MagiCapture: High-Resolution Multi-Concept Portrait Customization

MagiCapture: High-Resolution Multi-Concept Portrait Customization
Junha Hyung^1,*, Jaeyo Shin^2,*, and Jaegul Choo¹
¹KAIST AI, ²Sogang University ^* Equal Contribution

Abstract:
Large-scale text-to-image models including Stable Diffusion are capable of generating high-fidelity photorealistic portrait images. There is an active research area dedicated to personalizing these models, aiming to synthesize specific subjects or styles using provided sets of reference images However, despite the plausible results from these personalization methods, they tend to produce images that often fall short of realism and are not yet on a commercially viable level. This is particularly noticeable in portrait image generation, where any unnatural artifact in human faces is easily discernible due to our inherent human bias. To address this, we introduce MagiCapture, a personalization method for integrating subject and style concepts to generate high-resolution portrait images using just a few subject and style references. For instance, given a handful of random selfies, our fine-tuned model can generate high-quality portrait images in specific styles, such as passport or profile photos. The main challenge with this task is the absence of ground truth for the composed concepts, leading to a reduction in the quality of the final output and an identity shift of the source subject. To address these issues, we present a novel Attention Refocusing loss coupled with auxiliary priors, both of which facilitate robust learning within this weakly supervised learning setting. Our pipeline also includes additional post-processing steps to ensure the creation of highly realistic outputs. MagiCapture outperforms other baselines in both quantitative and qualitative evaluations and can also be generalized to other non-human objects.

Description

This repo contains the official code for our MagiCapture paper.

Updates

29/01/2024 Sample Code Released! 09/12/2023 Our paper is accepted to Association for the Advancement of Artificial Intelligence (AAAI), 2024 (23.75% acceptance rate).

TODO:

Release code!
Refactoring code, for the convinence.
Support SDXL for MagiCapture.

Setup

conda env create -n magicapture
conda activate magicapture
conda install pytorch==1.12.0 torchvision==0.13.0 torchaudio==0.12.0 cudatoolkit=11.3 -c pytorch
pip install -r requirements.txt
cd insightface_/detection/retinaface
make

Also, you need to download some models.

In [Model zoo of arcface_torch], download glint360k_cosface_r100_fp16_0.1 or ms1mv3_arcface_r100_fp16 to arcface_torch/models directory. Also, download the [retinaface] model, and save it in insightface_/detection/retinaface/model
Download [this model] and save it in face_parsing_PyTorch/res/cp

Usage

Finetuning

To train the model, run the train_magicapture.sh script. There is a code as below.

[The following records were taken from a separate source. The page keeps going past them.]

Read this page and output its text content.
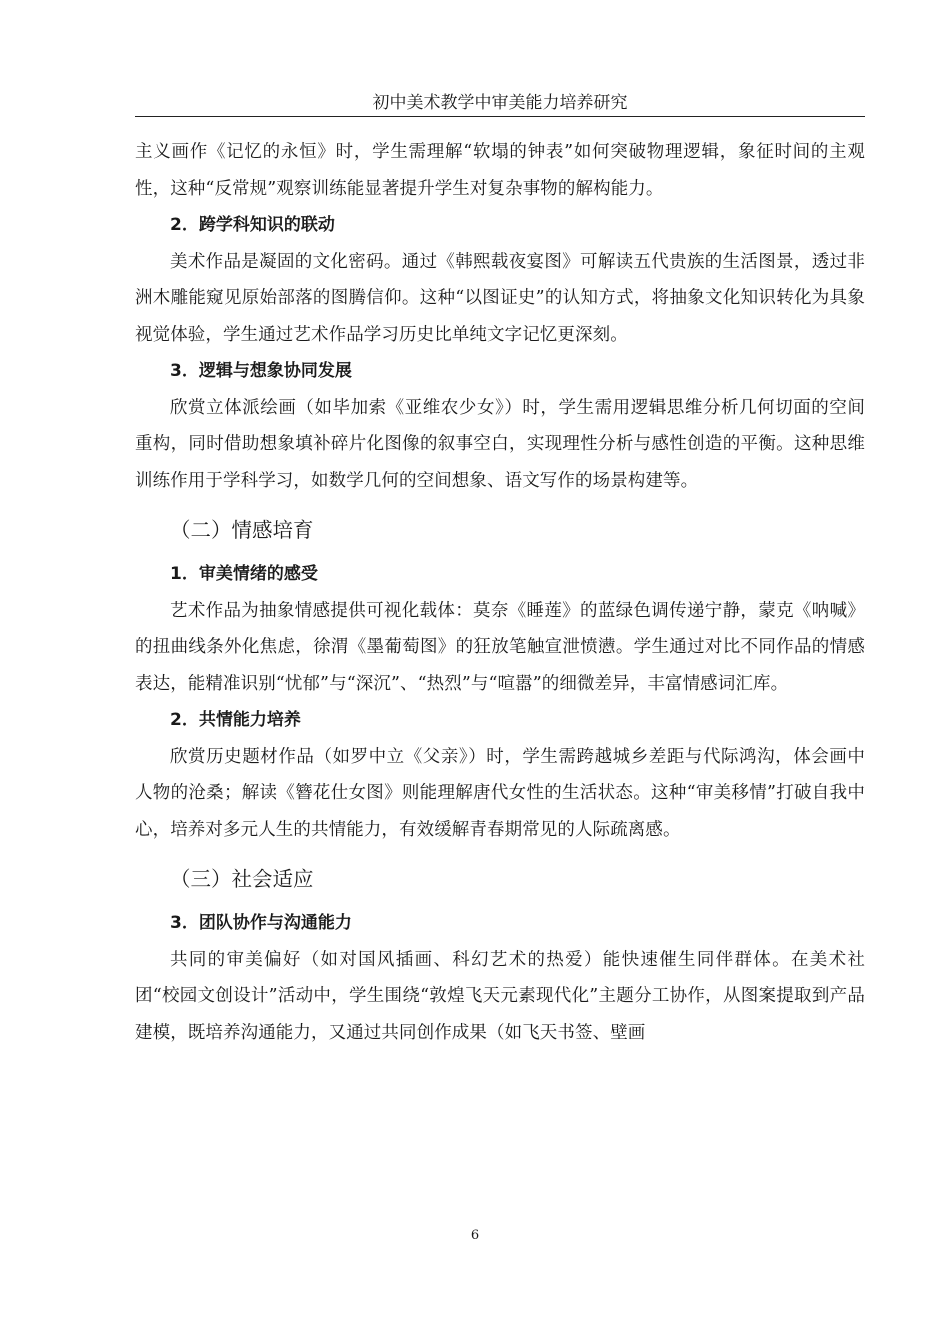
初中美术教学中审美能力培养研究

主义画作《记忆的永恒》时，学生需理解“软塌的钟表”如何突破物理逻辑，象征时间的主观性，这种“反常规”观察训练能显著提升学生对复杂事物的解构能力。

2．跨学科知识的联动

美术作品是凝固的文化密码。通过《韩熙载夜宴图》可解读五代贵族的生活图景，透过非洲木雕能窥见原始部落的图腾信仰。这种“以图证史”的认知方式，将抽象文化知识转化为具象视觉体验，学生通过艺术作品学习历史比单纯文字记忆更深刻。

3．逻辑与想象协同发展

欣赏立体派绘画（如毕加索《亚维农少女》）时，学生需用逻辑思维分析几何切面的空间重构，同时借助想象填补碎片化图像的叙事空白，实现理性分析与感性创造的平衡。这种思维训练作用于学科学习，如数学几何的空间想象、语文写作的场景构建等。

（二）情感培育

1．审美情绪的感受

艺术作品为抽象情感提供可视化载体：莫奈《睡莲》的蓝绿色调传递宁静，蒙克《呐喊》的扭曲线条外化焦虑，徐渭《墨葡萄图》的狂放笔触宣泄愤懑。学生通过对比不同作品的情感表达，能精准识别“忧郁”与“深沉”、“热烈”与“喧嚣”的细微差异，丰富情感词汇库。

2．共情能力培养

欣赏历史题材作品（如罗中立《父亲》）时，学生需跨越城乡差距与代际鸿沟，体会画中人物的沧桑；解读《簪花仕女图》则能理解唐代女性的生活状态。这种“审美移情”打破自我中心，培养对多元人生的共情能力，有效缓解青春期常见的人际疏离感。

（三）社会适应

3．团队协作与沟通能力

共同的审美偏好（如对国风插画、科幻艺术的热爱）能快速催生同伴群体。在美术社团“校园文创设计”活动中，学生围绕“敦煌飞天元素现代化”主题分工协作，从图案提取到产品建模，既培养沟通能力，又通过共同创作成果（如飞天书签、壁画

6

export MODEL_NAME="runwayml/stable-diffusion-v1-5"
export INSTANCE_DIR="data/instance_data"
export CLASS_DIR="data/class_data"
export STYLE_DIR="data/style_data"
export OUTPUT_DIR="output"

CUDA_VISIBLE_DEVICES=0 python lora_diffusion_/magicapture_train.py \
  --pretrained_model_name_or_path=$MODEL_NAME  \
  --instance_data_dir=$INSTANCE_DIR \
  --style_data_dir=$STYLE_DIR \
  --output_dir=$OUTPUT_DIR \
  --resolution=512 \
  --with_prior_preservation=False \
  --train_text_encoder \
  --train_batch_size=1 \
  --gradient_accumulation_steps=4 --gradient_checkpointing\
  --scale_lr \
  --initializer_tokens="person" \
  --learning_rate_unet=1e-4\
  --learning_rate_text=1e-5 \
  --learning_rate_ti=5e-4 \
  --color_jitter \
  --lr_scheduler="linear" \
  --lr_warmup_steps=0 \
  --placeholder_tokens="<sks>" \
  --placeholder_tokens_style="<style1>"\
  --save_steps=8000 \
  --max_train_steps_ti=1200 \
  --max_train_steps_tuning=1500 \
  --perform_inversion=True \
  --clip_ti_decay \
  --weight_decay_ti=0.000 \
  --weight_decay_lora=0.001\
  --continue_inversion \
  --continue_inversion_lr=1e-4 \
  --device="cuda:0" \
  --lora_rank=4 \
  --log_wandb=False \
  --lambda_arc=0.25 \
  --lambda_style=2 \

For instance data, We recommend a picture where the size of the face in the picture is not too big or too small.
For style data, We recommend a picture that shows the style of the person you want without the size of your face being too small.
Placeholder tokens are enough to one token per concept.
In the paper, we use 1.2k ti, 1.5k tuning steps. 1.6k for ti, 2.0k for tuning step with lr_unet=4e-5, lr_text=5e-6 is also fine.
However, some data can converge much faster, or much slower. The best setting of parameters can vary depending on the given training data, so we recommend you try many things.
In lora_diffusion_/loss_utils.py, you can train by choosing a face recognition model between cosface and arcface. Both of them were fine.
lambda_arc is the weight applied to the id loss (arcface loss). 0.1 ~ 0.5 was fine, but it is data-dependent.
lambda_style is the weight applied to the style mse loss, at the first half of training (both ti and unet). Due to the id loss, which is cosine similarity between face embeddings, the object loss(instance mse + id loss) is much bigger than style mse loss, until the id loss stabilizes. Thus we utilize the weighted style loss, to adjust the balance between object and style loss value.

Inference

To generate new images for the personality and style, run the inference.sh script. There is a code as below.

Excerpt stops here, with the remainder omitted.